There is also the issue of the Republican-controlled Senate’s willingness to even consider such a bill if it were to make it out of the House.
What is certain is that this is an issue that isn’t going away. The concerns that form the basis for both of these bills are ones that have repeatedly been raised by consumer advocacy groups – which will have substantially greater influence now that the Democrats have retaken the House. Servicers should expect these issues to continue to be of interest to Waters.
Implications for servicers
When these bills were introduced, I and others in the industry sought to make clear to Financial Services Committee staff that the ends the congresswoman sought would best be achieved not by adding to the cost and burden of servicing FHA and conventional loans, but by leveraging technology to give regulators greater transparency into the outreach and loss mitigation options made available to borrowers. Continued reliance on servicer-reported data does little to mitigate the risk of poor or fraudulent reporting by servicers. And the potential for increased servicing costs, reduced MSR values, and/or diminished access to credit resulting from heightened reporting and compliance requirements warrants a different approach to achieving the congresswoman’s goals.
Implementation of the right technology solutions could offer transparency that virtually eliminates the chances for fraud or errors in reporting, providing the kind of borrower protection and servicer oversight Waters seeks. The automation of mandatory reporting actually decreases compliance burdens. I expect that future iterations of these two bills will focus on the utilization of technology to document compliance with servicing guidelines.

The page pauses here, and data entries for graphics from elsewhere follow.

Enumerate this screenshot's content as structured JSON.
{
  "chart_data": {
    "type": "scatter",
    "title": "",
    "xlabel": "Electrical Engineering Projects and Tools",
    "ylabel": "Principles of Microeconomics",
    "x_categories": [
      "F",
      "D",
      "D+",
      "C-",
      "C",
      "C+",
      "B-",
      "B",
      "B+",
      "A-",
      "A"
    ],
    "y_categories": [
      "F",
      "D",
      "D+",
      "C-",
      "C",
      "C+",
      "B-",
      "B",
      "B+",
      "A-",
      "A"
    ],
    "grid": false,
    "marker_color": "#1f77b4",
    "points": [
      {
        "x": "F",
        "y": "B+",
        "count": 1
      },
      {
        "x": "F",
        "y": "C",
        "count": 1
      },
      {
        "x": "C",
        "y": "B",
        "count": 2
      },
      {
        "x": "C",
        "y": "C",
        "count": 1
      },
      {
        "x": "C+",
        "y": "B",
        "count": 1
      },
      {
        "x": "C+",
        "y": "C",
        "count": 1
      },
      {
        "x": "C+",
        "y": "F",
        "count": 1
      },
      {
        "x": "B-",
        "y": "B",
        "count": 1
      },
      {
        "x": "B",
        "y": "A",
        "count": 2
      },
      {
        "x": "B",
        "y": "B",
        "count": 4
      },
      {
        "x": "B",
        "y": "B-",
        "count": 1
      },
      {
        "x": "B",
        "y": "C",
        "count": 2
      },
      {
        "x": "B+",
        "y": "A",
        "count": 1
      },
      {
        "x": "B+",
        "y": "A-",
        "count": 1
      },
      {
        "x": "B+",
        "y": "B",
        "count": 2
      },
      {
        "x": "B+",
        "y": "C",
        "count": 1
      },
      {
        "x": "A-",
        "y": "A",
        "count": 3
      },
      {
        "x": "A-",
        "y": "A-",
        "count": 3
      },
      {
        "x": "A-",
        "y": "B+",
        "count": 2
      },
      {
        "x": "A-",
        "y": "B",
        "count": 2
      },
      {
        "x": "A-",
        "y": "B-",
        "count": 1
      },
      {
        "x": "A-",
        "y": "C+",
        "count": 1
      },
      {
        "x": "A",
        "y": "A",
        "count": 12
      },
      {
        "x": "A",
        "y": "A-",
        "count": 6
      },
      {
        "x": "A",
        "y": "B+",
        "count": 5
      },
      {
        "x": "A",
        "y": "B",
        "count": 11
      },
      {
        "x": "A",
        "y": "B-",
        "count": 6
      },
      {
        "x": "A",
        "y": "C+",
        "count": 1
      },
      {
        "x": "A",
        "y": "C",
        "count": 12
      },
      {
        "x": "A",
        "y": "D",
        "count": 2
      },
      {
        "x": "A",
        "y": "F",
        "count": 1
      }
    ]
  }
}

To prepare for such requirements, servicers should evaluate their IT capabilities and look to invest in the development or acquisition of robust reporting and analytic mechanisms that could be used to electronically deliver servicing and loss mitigation data to insurers and regulators in real time. Not only will this be necessary from a compliance standpoint, but these are smart investments from a business perspective – automating reporting and analytics functions creates efficiencies, reduces costs and errors, and strengthens compliance.
Servicers have made substantial investments to improve processes and technology that contributed to the widespread failures that occurred in the aftermath of the housing crisis. Now, it’s time to move beyond correcting past failures and to start preparing for the future of servicing.